Aujourd’hui, les sushis sont devenus un produit de « fastfood » comme les autres. C’est la conséquence de la popularisation du sushi à travers le monde. Il est ainsi facile d’oublier qu’il fut autrefois un mets très fin, relevant même d’une forme d’art à part entière. Jiro Ono, chef de 91 ans, cherche à redonner à ce plat son statut d’antan avec son restaurant le Sukiyabashi Jiro à deux pas du fameux marché aux poissons de Tsukiji. Découverte.
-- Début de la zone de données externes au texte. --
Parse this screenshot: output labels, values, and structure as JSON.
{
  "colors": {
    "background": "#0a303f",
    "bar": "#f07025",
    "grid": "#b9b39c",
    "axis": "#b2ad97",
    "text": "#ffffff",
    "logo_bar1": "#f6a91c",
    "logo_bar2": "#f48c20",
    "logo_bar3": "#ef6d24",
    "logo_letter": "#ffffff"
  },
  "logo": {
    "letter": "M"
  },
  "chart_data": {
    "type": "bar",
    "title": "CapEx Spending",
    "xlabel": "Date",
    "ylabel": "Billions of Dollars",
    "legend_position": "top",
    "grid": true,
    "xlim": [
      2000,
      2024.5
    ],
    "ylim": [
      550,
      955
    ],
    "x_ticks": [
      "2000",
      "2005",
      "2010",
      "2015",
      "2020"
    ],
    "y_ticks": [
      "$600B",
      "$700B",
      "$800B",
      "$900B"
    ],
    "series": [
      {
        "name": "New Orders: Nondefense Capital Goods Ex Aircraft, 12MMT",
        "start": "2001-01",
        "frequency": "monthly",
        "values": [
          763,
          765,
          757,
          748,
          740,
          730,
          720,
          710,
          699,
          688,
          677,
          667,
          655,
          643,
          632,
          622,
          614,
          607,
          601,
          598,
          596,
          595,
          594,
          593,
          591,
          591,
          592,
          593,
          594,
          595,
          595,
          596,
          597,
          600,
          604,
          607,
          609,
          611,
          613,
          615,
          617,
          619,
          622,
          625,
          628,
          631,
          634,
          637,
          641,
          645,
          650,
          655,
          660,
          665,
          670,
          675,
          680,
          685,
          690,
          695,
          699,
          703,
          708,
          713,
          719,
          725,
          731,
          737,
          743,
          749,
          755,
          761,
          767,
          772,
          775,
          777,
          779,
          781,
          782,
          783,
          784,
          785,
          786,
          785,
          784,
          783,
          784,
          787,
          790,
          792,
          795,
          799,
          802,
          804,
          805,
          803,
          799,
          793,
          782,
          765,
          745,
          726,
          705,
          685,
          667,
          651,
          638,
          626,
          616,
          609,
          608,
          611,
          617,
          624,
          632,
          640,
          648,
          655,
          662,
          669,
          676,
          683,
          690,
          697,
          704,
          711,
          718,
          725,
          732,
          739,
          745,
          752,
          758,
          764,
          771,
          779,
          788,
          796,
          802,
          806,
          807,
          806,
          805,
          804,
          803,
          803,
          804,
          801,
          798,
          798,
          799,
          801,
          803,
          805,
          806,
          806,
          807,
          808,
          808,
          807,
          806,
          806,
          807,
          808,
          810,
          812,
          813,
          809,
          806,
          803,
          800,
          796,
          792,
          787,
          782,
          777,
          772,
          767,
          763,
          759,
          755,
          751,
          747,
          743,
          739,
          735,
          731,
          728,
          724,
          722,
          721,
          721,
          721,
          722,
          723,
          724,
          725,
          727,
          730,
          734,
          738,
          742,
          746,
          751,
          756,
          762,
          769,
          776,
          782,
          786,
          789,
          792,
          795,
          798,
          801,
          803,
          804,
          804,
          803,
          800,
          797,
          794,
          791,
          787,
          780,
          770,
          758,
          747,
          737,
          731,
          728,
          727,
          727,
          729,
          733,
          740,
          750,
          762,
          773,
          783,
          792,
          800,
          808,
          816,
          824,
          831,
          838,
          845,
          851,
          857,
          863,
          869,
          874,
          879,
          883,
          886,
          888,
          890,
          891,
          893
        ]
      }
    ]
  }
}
Ses sushis sont minimalistes. Terriblement minimalistes. Du riz, du poisson ou crustacés, rien qui ne peut expliquer à première vue sa popularité et ses prix exorbitants. Pourtant, le restaurant de Jiro Ono est toujours plein. Pour avoir une chance d’y goûter, il faut penser à réserver plus d’un mois à l’avance. Mais ce temps d’attente peu s’expliquer par la petite capacité du restaurant : il ne possède que 10 sièges. Jiro Ono a intentionnellement limité le nombre de clients pour suivre son idéal. L’espace réduit permettrait, d’après lui, de permettre aux clients d’apprécier l’essence même du sushi. Car oui, avec un prix d’entrée à 30 000 yens (soit environ 250 euros), Jiro Ono privilégie une clientèle spécialiste et gourmande de mets fins.
De la centralité du Maître
À 91 ans, alors qu’il est considéré comme un des meilleurs maîtres sushi au monde, Jiro Ono est toujours le cuisinier principal et responsable de son petit restaurant avec une grande humilité. Ce dernier lieu est disposé de manière à ce que les dix clients soient assis côte à côte sur un bar, faisant face aux cuisiniers et au chef afin d’observer en direct son travail. Sur ses apprentis (car il n’est pas question d’employés ici), seulement 2 sont autorisés à assembler les différents ingrédients des sushis en face des clients : son fils ainé d’une cinquantaine d’années et le plus ancien des apprentis. Cependant, c’est toujours Jiro Ono qui dirige le processus de préparation de A à Z, garantissant la continuité de la qualité qui fait la renommée de son sushiya.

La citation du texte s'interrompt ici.